Tasks Phase - Atomic Work Units and Checkpoints
You now have:
- ✅ A clear specification
- ✅ A detailed implementation plan
- ✅ Documented architecture decisions (ADRs)
Next: Break the plan into atomic work units (tasks) that you'll implement.
This lesson teaches the checkpoint pattern-the critical workflow practice that keeps YOU in control. The pattern is:
Agent: "Here's Phase 1 code"
You: "Review... looks good!"
You: "Commit to git"
You: "Tell me what's next"
Agent: "Phase 2"
NOT:
Agent: "Here's everything" (no human control)
The difference is huge.

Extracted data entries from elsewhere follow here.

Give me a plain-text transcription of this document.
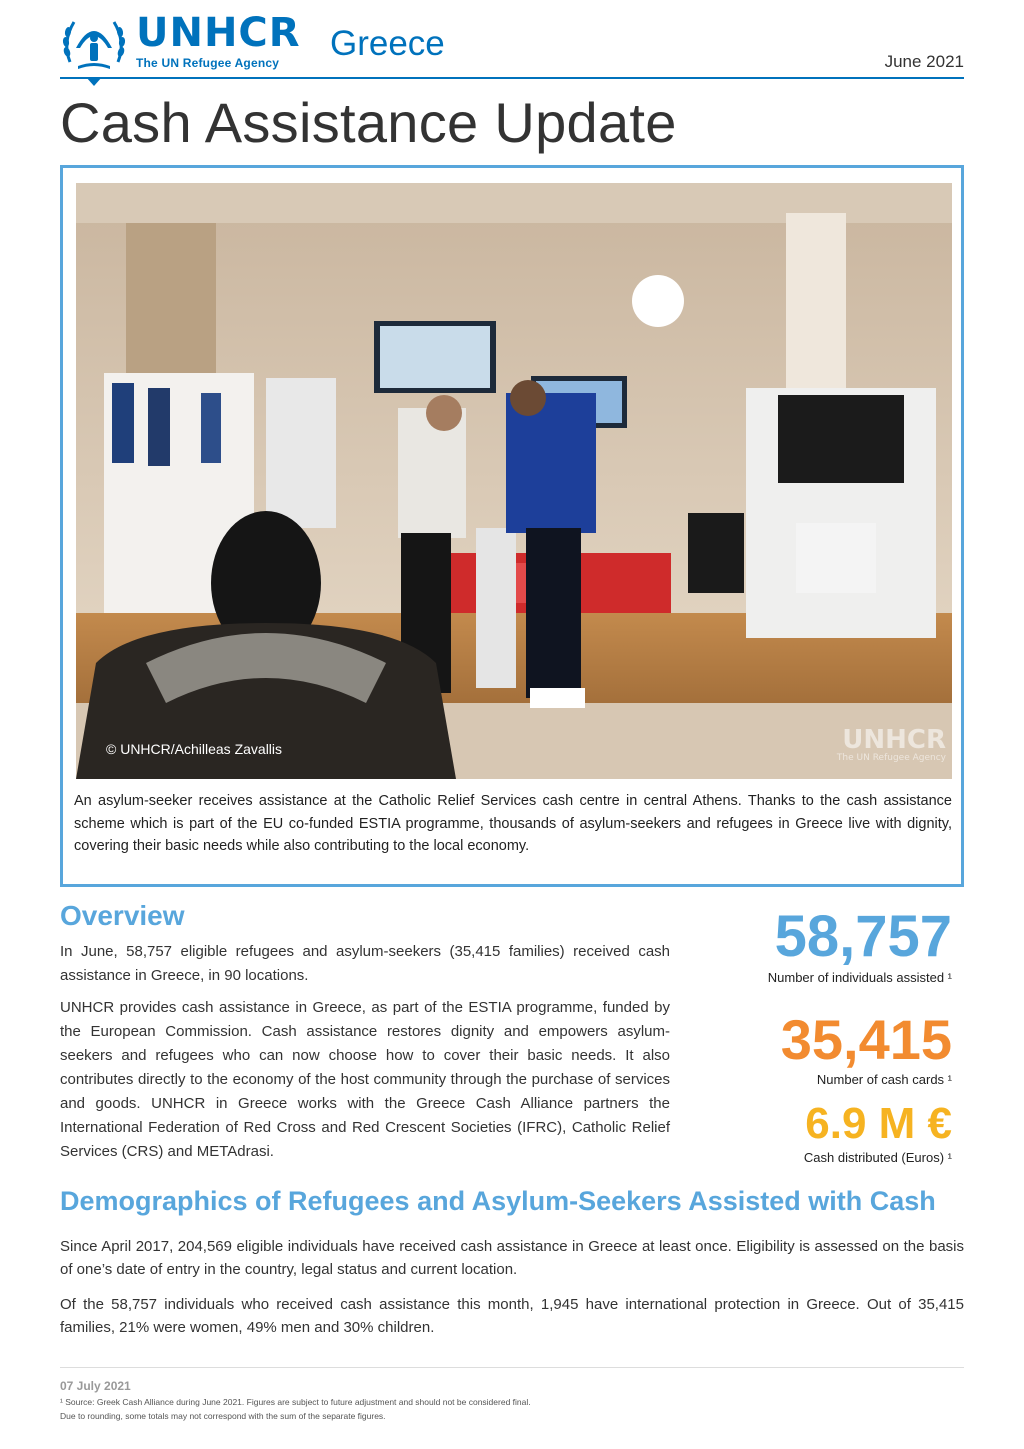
UNHCR
The UN Refugee Agency	Greece	June 2021
Cash Assistance Update
© UNHCR/Achilleas Zavallis	UNHCR
The UN Refugee Agency

An asylum-seeker receives assistance at the Catholic Relief Services cash centre in central Athens. Thanks to the cash assistance scheme which is part of the EU co-funded ESTIA programme, thousands of asylum-seekers and refugees in Greece live with dignity, covering their basic needs while also contributing to the local economy.

Overview

In June, 58,757 eligible refugees and asylum-seekers (35,415 families) received cash assistance in Greece, in 90 locations.

UNHCR provides cash assistance in Greece, as part of the ESTIA programme, funded by the European Commission. Cash assistance restores dignity and empowers asylum-seekers and refugees who can now choose how to cover their basic needs. It also contributes directly to the economy of the host community through the purchase of services and goods. UNHCR in Greece works with the Greece Cash Alliance partners the International Federation of Red Cross and Red Crescent Societies (IFRC), Catholic Relief Services (CRS) and METAdrasi.

58,757
Number of individuals assisted ¹
35,415
Number of cash cards ¹
6.9 M €
Cash distributed (Euros) ¹
Demographics of Refugees and Asylum-Seekers Assisted with Cash

Since April 2017, 204,569 eligible individuals have received cash assistance in Greece at least once. Eligibility is assessed on the basis of one’s date of entry in the country, legal status and current location.

Of the 58,757 individuals who received cash assistance this month, 1,945 have international protection in Greece. Out of 35,415 families, 21% were women, 49% men and 30% children.

07 July 2021
¹ Source: Greek Cash Alliance during June 2021. Figures are subject to future adjustment and should not be considered final.
Due to rounding, some totals may not correspond with the sum of the separate figures.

Checkpoints keep you in control and catch issues early.
What Are Tasks?
A task is a unit of work that:
- Takes 1-2 hours to complete
- Has a single, clear acceptance criterion
- Depends on specific other tasks
- Can be reviewed and approved individually
Task Properties
Size: 2-5 minutes
- Too small (>1 minute) = too many micro-tasks
- Too large (30+ minutes) = hard to review, hard to fix if wrong
Criterion: Single, testable
- "Write add operation" ✅
- "Write add operation and all tests" ❌ (two things)

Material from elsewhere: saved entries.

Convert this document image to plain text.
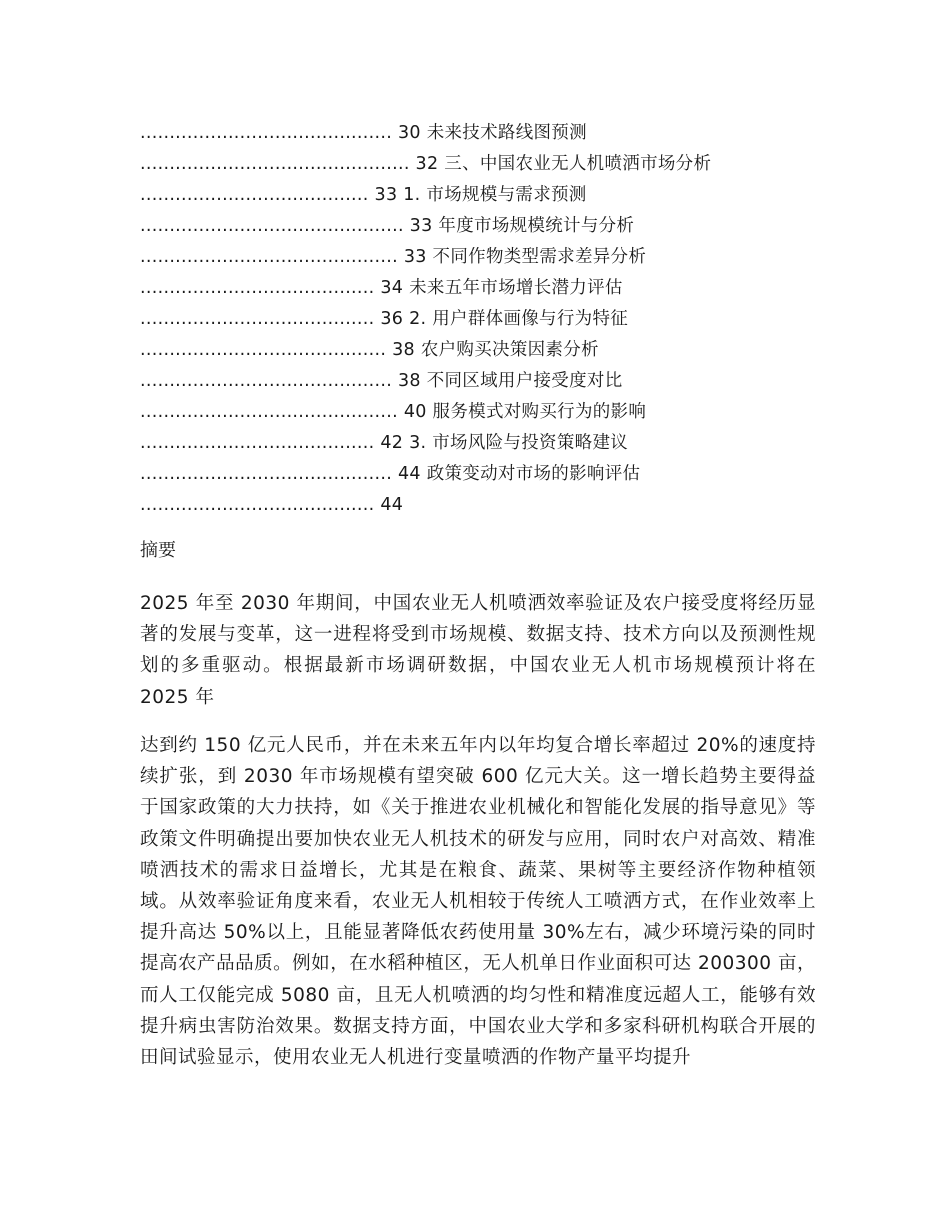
........................................... 30 未来技术路线图预测
.............................................. 32 三、中国农业无人机喷洒市场分析
....................................... 33 1. 市场规模与需求预测
............................................. 33 年度市场规模统计与分析
............................................ 33 不同作物类型需求差异分析
........................................ 34 未来五年市场增长潜力评估
........................................ 36 2. 用户群体画像与行为特征
.......................................... 38 农户购买决策因素分析
........................................... 38 不同区域用户接受度对比
............................................ 40 服务模式对购买行为的影响
........................................ 42 3. 市场风险与投资策略建议
........................................... 44 政策变动对市场的影响评估
........................................ 44
摘要

2025 年至 2030 年期间，中国农业无人机喷洒效率验证及农户接受度将经历显著的发展与变革，这一进程将受到市场规模、数据支持、技术方向以及预测性规划的多重驱动。根据最新市场调研数据，中国农业无人机市场规模预计将在 2025 年

达到约 150 亿元人民币，并在未来五年内以年均复合增长率超过 20%的速度持续扩张，到 2030 年市场规模有望突破 600 亿元大关。这一增长趋势主要得益于国家政策的大力扶持，如《关于推进农业机械化和智能化发展的指导意见》等政策文件明确提出要加快农业无人机技术的研发与应用，同时农户对高效、精准喷洒技术的需求日益增长，尤其是在粮食、蔬菜、果树等主要经济作物种植领域。从效率验证角度来看，农业无人机相较于传统人工喷洒方式，在作业效率上提升高达 50%以上，且能显著降低农药使用量 30%左右，减少环境污染的同时提高农产品品质。例如，在水稻种植区，无人机单日作业面积可达 200300 亩，而人工仅能完成 5080 亩，且无人机喷洒的均匀性和精准度远超人工，能够有效提升病虫害防治效果。数据支持方面，中国农业大学和多家科研机构联合开展的田间试验显示，使用农业无人机进行变量喷洒的作物产量平均提升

- "Write something" ❌ (untestable)
Independence: Can be reviewed individually
- Doesn't require other tasks to be done first
- Or clearly depends on specific other tasks
💬 AI Colearning Prompt
"Why are tasks sized at 1-2 hours instead of larger chunks like 'full day' or smaller chunks like '15 minutes'? What's the advantage of this granularity for checkpoint-driven development?"
The Checkpoint Pattern (CRITICAL)
This is the most important concept in this lesson. The checkpoint pattern is how you maintain control of the workflow.
Pattern Definition
Loop:
1. Agent: "I've completed Phase X"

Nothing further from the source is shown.